A coisa foi enaltecida e acabou por contaminar o que de facto é importante.

Hoje aumentam os filhos do vazio, os primos do vácuo, os irmãos da nulidade absoluta em termos de sonhos e ideais. Crescemos a ver desmoronar a crença no “25 de Abril” e só depois percebemos que se resumia a uma cantilena de prosperidade e democracia apenas para uns eleitos. Hoje, a nossa única guerra acontece no “Black Friday”e nas redes sociais a substituir os cafés.

Dizem para faturar e multiplicar. Tudo se resume a uma certa “economia” que nem sequer respeita a verdadeira origem da palavra.

Porra! Anda tudo ignorante?

A palavra ‘economia’ tem origem no termo grego "oikonomía", que significa "administração da casa" ou "gestão do lar". "Oikos" em grego quer dizer "casa" ou "lar", e "nomos" significa "administração", "lei" ou "norma". Portanto, a raiz da palavra remete à ideia de organizar e gerir os recursos de um lar, uma família. Leram bem. A família, as pessoas, eram o ponto mais importante para que não faltasse nada às pessoas. Não era para usar em gráficos ou para dizer: “temos que trabalhar mais, por menos salário e a pagar mais impostos”. Ou alguma ideia parva do género.

Hoje a palavra “economia” significa tudo o que não é o seu verdadeiro significado. E em nome de uma economia de mercado internacional, paga-se menos a quem trabalha e até...pasmem-se as almas mais equilibradas que temos que ter mais migrantes para fazerem o que os portugueses recusam pelos salários miseráveis que dão.

Ainda que me falte conhecimento de Psicologia, atrevo-me a dar um conselho: a verdade é que estão a criar uma ideia geral de desconsiderar o outro a verdadeira razão que fez nascer o racismo, o sexismo e outros “ismos” que são perigosos para o ser humano. O outro o que trabalha em condições miseráveis, só porque no seu país era muito pior, é o novo escravo com a bênção da esquerda e da direita das partidarites. O outro que pode trabalhar a baixo preço em nome da tal “economia” falsa.
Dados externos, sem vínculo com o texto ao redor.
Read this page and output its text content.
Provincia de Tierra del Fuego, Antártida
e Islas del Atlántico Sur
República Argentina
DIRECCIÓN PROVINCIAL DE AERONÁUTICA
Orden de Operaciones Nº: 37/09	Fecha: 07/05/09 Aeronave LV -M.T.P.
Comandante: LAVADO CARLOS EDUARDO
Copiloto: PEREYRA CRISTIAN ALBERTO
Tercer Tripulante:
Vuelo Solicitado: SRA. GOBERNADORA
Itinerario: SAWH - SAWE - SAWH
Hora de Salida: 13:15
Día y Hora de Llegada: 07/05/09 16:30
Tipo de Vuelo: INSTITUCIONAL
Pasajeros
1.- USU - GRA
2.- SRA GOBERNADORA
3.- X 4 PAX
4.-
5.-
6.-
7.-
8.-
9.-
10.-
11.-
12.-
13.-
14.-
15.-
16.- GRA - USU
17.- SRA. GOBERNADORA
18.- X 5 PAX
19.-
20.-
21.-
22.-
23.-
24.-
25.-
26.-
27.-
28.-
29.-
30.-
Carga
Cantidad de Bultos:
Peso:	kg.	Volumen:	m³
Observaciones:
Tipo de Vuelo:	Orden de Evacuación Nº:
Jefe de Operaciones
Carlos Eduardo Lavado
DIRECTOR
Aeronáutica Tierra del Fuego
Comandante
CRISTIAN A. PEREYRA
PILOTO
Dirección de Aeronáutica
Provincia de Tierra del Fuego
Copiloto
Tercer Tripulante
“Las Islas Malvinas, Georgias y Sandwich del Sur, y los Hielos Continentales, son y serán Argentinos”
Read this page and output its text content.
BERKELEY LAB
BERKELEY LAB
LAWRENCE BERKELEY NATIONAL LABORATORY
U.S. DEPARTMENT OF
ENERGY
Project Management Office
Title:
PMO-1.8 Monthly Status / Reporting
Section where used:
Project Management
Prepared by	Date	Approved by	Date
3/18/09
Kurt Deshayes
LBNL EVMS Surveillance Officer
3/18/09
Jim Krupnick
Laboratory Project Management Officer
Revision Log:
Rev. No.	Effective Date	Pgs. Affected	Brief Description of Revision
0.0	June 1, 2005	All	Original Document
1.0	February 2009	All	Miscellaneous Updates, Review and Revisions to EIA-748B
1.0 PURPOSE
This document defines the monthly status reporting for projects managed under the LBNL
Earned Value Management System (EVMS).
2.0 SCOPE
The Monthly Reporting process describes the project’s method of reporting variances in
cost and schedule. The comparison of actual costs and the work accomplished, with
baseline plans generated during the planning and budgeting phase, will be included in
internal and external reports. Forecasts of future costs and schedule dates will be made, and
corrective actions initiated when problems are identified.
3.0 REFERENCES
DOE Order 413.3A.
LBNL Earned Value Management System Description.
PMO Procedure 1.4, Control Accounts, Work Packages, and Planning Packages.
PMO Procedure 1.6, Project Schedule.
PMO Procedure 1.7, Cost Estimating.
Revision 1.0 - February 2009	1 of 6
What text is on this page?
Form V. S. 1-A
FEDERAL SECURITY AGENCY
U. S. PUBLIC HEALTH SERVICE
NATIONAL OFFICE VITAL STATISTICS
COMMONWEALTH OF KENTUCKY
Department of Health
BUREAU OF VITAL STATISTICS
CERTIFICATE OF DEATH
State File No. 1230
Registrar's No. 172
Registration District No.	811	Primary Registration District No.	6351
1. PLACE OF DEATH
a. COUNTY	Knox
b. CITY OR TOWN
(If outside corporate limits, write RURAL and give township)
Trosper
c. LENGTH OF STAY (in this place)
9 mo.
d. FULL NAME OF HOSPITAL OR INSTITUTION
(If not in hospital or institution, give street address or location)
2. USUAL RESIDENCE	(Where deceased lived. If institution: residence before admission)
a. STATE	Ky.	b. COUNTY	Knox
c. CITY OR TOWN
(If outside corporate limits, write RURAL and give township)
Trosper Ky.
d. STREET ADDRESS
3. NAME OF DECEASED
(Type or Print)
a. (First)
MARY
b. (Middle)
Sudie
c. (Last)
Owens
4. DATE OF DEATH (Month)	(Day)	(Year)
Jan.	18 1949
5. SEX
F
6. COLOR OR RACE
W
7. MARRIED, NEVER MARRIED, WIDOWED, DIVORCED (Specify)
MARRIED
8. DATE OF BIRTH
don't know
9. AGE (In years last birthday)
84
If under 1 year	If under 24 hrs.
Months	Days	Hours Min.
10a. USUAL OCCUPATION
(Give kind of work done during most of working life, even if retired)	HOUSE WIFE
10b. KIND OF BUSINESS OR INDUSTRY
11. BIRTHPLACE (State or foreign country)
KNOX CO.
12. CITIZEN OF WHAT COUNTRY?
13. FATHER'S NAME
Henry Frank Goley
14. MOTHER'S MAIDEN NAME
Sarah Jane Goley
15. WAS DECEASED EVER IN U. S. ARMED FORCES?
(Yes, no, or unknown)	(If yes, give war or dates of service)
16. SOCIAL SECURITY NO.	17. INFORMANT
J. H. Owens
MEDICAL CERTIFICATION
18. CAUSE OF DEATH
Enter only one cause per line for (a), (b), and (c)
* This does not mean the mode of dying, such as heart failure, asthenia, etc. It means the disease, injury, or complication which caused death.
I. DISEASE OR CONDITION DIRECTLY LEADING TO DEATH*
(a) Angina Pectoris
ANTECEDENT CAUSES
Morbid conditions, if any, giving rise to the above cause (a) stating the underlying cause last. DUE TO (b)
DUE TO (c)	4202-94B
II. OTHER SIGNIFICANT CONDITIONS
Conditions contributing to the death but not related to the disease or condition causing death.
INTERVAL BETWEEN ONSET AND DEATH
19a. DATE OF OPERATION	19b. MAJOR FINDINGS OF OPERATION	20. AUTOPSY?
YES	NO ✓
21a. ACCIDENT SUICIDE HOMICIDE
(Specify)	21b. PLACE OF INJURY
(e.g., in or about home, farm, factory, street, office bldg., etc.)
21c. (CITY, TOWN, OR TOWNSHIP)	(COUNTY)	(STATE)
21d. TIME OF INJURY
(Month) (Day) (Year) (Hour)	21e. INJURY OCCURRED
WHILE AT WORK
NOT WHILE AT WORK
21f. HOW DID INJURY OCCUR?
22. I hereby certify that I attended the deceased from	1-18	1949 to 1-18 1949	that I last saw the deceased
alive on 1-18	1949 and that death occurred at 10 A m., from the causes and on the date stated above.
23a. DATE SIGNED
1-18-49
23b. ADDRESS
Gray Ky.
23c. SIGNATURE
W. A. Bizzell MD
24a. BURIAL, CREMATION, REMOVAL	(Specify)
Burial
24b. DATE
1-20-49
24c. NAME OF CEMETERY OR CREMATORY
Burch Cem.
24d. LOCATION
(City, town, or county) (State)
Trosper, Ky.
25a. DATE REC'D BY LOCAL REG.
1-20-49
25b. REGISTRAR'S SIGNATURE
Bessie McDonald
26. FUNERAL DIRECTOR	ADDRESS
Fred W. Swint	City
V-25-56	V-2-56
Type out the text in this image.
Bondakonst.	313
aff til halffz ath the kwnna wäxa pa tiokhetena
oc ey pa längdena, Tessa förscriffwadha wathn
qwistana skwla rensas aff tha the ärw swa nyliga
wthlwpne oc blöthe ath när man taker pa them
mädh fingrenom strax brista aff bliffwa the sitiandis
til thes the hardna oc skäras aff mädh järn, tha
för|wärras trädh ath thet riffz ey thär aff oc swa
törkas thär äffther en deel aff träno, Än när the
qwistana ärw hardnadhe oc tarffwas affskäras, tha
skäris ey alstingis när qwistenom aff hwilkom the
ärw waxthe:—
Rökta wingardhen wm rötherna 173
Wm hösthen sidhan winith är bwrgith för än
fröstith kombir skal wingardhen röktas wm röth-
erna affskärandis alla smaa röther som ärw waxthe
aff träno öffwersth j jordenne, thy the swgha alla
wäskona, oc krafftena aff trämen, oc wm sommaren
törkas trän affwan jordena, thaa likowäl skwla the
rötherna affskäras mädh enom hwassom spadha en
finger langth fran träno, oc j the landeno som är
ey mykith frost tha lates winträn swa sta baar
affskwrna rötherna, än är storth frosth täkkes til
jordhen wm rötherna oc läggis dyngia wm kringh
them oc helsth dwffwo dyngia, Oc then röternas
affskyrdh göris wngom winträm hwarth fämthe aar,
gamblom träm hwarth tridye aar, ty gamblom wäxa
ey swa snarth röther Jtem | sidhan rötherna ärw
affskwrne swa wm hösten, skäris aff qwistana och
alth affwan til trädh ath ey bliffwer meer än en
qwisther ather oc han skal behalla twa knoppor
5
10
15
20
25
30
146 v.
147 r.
Como disse no inicio: perco sempre tudo. Agora queria perder a memória dos muitos momentos de injustiça provocado pelos partidos, o que eu chamo de “partidarite” que também é partilhado pelo diretor de O Ponney, José Augusto Gomes. Sendo que desta vez acredito que perder pode ser ganhar. Perder é deixar que a coisa perdida siga o seu caminho. Afinal nada temos. Fica cá tudo.

Mesmo que perca a pouco-a-pouco a vida. Se perdemos vida quando envelhecemos, acabamos sempre por ganhar mais reflexão pelas coisas verdadeiramente importantes.

Gostava de continuar a conversa, mas está na hora de ir à rua. O cão da vizinha leva-me três voltas de avanço.